Eindbod nieuw Sociaal Plan Achmea - 7 april 2014 Hieronder zijn de hoofdlijnen van het eindbod van Achmea voor het nieuwe Sociaal Plan weergeven. Het betreft wijzigingen en aanvullingen op het huidig Sociaal Plan. Looptijd Het huidige Sociaal Plan wordt gewijzigd na instemming van de leden van de vakorganisaties waarna de looptijd wordt verlengd tot en met 31 december 2016. Op de reeds lopende adviesaanvragen, ook indien het uitvoeringsbesluit wordt genomen op moment dat het nieuwe Sociaal Plan in werking is getreden, blijven de plaatsingsprocedure en de definities conform het huidige Sociaal Plan van toepassing. Voor het overige zal het verbeterde nieuwe Sociaal Plan van toepassing zijn. Interventies eerder en meer inzetten: introductie nieuwe fasen vóór de ATC-fase Meer focus op externe arbeidsmarkt In het huidig Sociaal Plan 2013-’14 wordt benadrukt dat de afspraken in het Sociaal Plan en de afspraken in de Achmea cao over duurzame inzetbaarheid nauw met elkaar zijn verbonden. In situaties waarin groepen medewerkers mogelijk hun functie verliezen, moeten vroegtijdig maatregelen worden genomen. Zo kunnen medewerkers tijdig ‘in beweging’ komen om een andere functie te vinden. Omdat de organisatie krimpt, wordt het aantal interne herplaatsingsmogelijkheden de komende jaren kleiner. De afgelopen jaren zagen we het aantal interne herplaatsingen al dalen. De focus zal daarom meer en meer komen te liggen op herplaatsing buiten Achmea. Ook in de Zilverpool zal de nadruk meer komen te liggen op structurele herplaatsing binnen en buiten Achmea. Introductie fasen vóór ATC Om de tijdige ‘beweging’ bij medewerkers te stimuleren en te faciliteren, introduceren we in het Sociaal Plan twee nieuwe fasen voorafgaand aan de huidige ATC-fase (de fase waarin een medewerker boventallig is en in het ATC zit). In deze nieuwe fasen kun je als medewerker al gebruik maken van een deel van de interventies, middelen en faciliteiten die tot nu toe alleen beschikbaar waren voor een medewerker in het ATC. Daarnaast komen er nieuwe, specifiek op de betreffende fase toegespitste interventies. Fase 1: Deze fase geldt voor medewerkers die werken binnen een bedrijfsonderdeel, afdeling of functiegroep waar boventalligheid wordt verwacht. Zij worden hier schriftelijk over geïnformeerd. - Achmea biedt interventies die medewerkers stimuleren om proactief te werken aan hun inzetbaarheid.

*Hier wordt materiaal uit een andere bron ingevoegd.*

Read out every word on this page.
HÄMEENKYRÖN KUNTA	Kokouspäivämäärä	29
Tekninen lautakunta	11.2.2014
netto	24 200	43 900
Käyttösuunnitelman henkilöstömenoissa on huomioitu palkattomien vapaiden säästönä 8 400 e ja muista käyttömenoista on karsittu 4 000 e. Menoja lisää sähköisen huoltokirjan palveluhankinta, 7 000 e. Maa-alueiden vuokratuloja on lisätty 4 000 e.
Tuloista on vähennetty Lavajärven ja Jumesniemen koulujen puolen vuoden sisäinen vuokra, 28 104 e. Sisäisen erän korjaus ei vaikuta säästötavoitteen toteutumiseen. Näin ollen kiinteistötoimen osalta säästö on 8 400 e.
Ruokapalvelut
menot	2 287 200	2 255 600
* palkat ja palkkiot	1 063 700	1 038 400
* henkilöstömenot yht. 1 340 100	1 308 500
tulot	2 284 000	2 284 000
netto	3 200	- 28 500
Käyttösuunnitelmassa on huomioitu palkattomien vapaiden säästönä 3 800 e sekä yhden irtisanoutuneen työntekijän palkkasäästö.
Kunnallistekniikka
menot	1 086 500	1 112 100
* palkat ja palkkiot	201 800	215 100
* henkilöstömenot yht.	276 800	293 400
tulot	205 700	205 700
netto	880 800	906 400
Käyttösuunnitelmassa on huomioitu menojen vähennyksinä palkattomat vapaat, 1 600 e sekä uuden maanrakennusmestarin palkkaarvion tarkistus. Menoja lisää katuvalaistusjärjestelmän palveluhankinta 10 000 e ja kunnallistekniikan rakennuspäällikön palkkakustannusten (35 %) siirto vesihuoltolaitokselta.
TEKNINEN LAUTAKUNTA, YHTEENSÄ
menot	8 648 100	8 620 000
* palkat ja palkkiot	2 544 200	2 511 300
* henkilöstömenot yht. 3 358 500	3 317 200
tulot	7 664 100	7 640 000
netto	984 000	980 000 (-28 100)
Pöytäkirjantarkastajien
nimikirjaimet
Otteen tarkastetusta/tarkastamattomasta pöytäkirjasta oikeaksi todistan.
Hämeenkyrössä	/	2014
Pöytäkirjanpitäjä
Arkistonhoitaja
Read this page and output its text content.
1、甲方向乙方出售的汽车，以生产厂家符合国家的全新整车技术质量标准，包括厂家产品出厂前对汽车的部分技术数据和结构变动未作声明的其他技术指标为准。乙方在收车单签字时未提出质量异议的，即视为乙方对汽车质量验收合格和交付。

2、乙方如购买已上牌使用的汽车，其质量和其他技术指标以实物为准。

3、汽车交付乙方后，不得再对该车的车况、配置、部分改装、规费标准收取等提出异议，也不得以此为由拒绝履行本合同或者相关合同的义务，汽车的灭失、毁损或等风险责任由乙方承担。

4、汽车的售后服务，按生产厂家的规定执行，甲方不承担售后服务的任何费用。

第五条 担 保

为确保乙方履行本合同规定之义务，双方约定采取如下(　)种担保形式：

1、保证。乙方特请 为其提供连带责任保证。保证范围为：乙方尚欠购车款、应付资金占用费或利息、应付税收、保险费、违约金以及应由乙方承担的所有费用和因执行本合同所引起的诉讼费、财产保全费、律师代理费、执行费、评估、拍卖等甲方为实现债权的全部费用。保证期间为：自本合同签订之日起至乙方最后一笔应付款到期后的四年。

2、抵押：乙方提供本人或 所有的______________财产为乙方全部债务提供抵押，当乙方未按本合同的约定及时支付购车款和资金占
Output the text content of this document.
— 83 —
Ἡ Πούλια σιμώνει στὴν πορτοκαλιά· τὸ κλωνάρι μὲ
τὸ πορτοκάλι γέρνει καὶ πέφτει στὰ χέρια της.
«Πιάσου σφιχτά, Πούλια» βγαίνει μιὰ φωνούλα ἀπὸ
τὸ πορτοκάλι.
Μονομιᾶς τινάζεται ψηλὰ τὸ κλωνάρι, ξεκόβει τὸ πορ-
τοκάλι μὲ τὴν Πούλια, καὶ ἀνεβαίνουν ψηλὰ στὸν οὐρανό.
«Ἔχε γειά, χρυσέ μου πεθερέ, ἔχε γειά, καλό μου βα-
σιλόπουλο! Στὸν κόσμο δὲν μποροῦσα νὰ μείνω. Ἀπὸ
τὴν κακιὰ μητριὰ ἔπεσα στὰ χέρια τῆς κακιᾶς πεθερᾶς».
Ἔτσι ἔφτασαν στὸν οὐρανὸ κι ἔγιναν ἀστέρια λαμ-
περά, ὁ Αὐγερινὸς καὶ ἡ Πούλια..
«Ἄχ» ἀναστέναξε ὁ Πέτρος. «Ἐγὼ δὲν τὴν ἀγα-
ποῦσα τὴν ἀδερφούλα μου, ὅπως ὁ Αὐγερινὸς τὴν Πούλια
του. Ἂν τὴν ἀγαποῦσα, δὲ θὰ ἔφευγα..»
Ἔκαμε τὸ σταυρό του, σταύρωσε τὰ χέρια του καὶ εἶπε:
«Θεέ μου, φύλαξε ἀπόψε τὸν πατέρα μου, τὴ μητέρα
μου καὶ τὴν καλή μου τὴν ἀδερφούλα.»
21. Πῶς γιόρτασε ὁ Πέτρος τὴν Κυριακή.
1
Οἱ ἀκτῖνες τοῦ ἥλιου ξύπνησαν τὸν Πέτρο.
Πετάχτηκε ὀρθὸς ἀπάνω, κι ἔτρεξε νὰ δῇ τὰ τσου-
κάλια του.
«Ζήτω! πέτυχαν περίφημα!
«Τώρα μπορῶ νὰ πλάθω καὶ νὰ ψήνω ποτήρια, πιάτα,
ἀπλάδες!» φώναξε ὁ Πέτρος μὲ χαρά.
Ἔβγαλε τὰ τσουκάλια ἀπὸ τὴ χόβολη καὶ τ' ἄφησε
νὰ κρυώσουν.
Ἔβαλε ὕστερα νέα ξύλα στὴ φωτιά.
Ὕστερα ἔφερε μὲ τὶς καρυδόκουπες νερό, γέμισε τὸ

Fase 2: Deze fase geldt voor medewerkers die individueel zijn aangezegd, maar nog niet in het ATC zitten. - Achmea biedt interventies die medewerkers ondersteunen in de oriëntatie op en concrete zoektocht naar ander werk. Schema: fasen Sociaal Plan Fase Voor wie Fase 1 Medewerkers die werken binnen een bedrijfsonderdeel, afdeling of functiegroep waar boventalligheid wordt verwacht, en daarover schriftelijk zijn geïnformeerd. Fase 2 Medewerkers die individueel zijn aangezegd, maar nog niet in het ATC zitten. Fase 3
Medewerkers zijn boventallig en zitten in het ATC.
Wat Interventies die medewerkers stimuleren proactief te werken aan inzetbaarheid.
Kosten/Tijd Kosten interventies: conform regelingen studiefaciliteiten, uit centraal budget; Tijd interventies: conform regelingen studiefaciliteiten
Interventies die medewerkers ondersteunen in oriëntatie op en concrete zoektocht naar ander werk.
Kosten interventies: uit centraal budget; Tijd interventies: Achmea
Begeleiden van de boventallige medewerker naar ander werk.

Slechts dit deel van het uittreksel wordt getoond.